The noodle plays such an integral role in the food culture of both China and Italy due to its versatility and health benefits. Naturally coming from semolina or flour, pasta is a complex carbohydrate food that digests slowly. This offers a slow and steady source of energy that keeps a person full longer. Its versatility allows pasta to be paired with other ingredients in many different ways. Due to this reason, it has become a foundation for famous diets such as the Mediterranean Diet. On the larger scale, pasta benefits are heightened by the ingredients it can be paired with such as vegetables, sauces, and other proteins to create a balanced and heathy meal. This I believe is what makes pasta so great and used in many meals throughout the world.
Most dictionaries define the noodle in the normal technical way as something made from wheat or flour mixed with water and or eggs. Whiles this covers the technical part of the noodle, it fails to define the noodle’s cultural significance around the world and what it has become to this day. The noodle is no longer an individual being but has become part of a greater whole. If I were to define the noodle, I would use something close to Chef Felipe Rojas Lombardi’s definition, “a universal food, complimentary to many other foods, and adaptable to many cuisines around the world.”

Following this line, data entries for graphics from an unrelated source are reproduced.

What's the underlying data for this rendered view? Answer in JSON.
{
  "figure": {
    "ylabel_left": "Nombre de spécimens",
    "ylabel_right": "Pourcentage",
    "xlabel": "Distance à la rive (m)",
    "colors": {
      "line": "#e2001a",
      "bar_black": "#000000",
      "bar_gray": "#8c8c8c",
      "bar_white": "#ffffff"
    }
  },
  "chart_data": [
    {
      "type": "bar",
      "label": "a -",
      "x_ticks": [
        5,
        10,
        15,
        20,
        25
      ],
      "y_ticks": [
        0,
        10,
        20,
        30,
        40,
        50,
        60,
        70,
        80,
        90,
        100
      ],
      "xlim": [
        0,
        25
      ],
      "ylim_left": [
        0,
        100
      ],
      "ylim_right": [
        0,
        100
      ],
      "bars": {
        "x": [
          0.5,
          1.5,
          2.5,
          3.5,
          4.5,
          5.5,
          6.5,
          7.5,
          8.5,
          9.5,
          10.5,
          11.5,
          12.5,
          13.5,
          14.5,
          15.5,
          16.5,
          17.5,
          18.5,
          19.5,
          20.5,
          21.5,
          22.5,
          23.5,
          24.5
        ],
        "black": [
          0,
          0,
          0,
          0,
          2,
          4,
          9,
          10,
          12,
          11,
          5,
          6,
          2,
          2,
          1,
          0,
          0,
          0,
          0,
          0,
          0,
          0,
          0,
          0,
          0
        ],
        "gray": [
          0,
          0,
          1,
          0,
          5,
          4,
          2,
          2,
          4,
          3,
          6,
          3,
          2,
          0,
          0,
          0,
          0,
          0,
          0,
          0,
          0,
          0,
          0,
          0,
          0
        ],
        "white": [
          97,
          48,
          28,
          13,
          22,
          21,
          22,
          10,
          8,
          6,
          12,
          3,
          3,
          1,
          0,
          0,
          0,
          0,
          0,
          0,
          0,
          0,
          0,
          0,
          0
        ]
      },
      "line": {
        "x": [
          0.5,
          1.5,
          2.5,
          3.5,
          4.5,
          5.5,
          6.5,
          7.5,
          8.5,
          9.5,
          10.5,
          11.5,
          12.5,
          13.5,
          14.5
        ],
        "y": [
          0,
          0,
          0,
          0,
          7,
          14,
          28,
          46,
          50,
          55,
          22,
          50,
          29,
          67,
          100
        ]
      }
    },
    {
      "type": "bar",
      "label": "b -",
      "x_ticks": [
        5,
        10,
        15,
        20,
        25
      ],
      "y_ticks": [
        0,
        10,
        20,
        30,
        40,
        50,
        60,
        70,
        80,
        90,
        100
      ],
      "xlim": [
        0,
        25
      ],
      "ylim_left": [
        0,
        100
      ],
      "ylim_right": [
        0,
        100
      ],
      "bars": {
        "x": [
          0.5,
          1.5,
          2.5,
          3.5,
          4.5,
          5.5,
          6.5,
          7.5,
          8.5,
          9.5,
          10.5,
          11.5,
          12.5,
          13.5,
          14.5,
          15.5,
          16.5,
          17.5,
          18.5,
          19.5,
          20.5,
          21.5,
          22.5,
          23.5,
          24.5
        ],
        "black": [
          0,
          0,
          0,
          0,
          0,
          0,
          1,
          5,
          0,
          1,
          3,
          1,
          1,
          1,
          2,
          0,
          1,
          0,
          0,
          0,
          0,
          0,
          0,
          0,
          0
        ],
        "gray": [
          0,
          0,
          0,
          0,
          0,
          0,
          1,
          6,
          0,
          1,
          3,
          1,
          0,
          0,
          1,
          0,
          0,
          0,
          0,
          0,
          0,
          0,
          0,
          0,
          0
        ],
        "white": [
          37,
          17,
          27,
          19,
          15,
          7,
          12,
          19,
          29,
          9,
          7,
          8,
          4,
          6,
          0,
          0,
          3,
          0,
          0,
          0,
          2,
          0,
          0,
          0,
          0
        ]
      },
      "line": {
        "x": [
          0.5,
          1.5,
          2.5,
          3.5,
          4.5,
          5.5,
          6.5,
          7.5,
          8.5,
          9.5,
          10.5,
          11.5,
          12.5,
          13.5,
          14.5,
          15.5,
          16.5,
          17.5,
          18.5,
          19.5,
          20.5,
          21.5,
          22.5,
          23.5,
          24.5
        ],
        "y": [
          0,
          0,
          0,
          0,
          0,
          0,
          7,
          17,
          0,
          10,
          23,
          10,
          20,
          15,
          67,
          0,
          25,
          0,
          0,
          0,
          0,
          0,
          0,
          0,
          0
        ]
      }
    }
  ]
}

I chose this image to represent the noodle because it demonstrates many things about the noodle. To begin with, it demonstrates the various shapes and sizes of the different kinds of noodles. Each noodle is unique in its shape and the place where it comes from. It also demonstrates the noodle’s ability as a whole, to be paired with many different ingredients to create unique and delicious dishes. Lastly, this image demonstrates that the noodle is universal, as these dishes are from various countries and not only from China and Italy.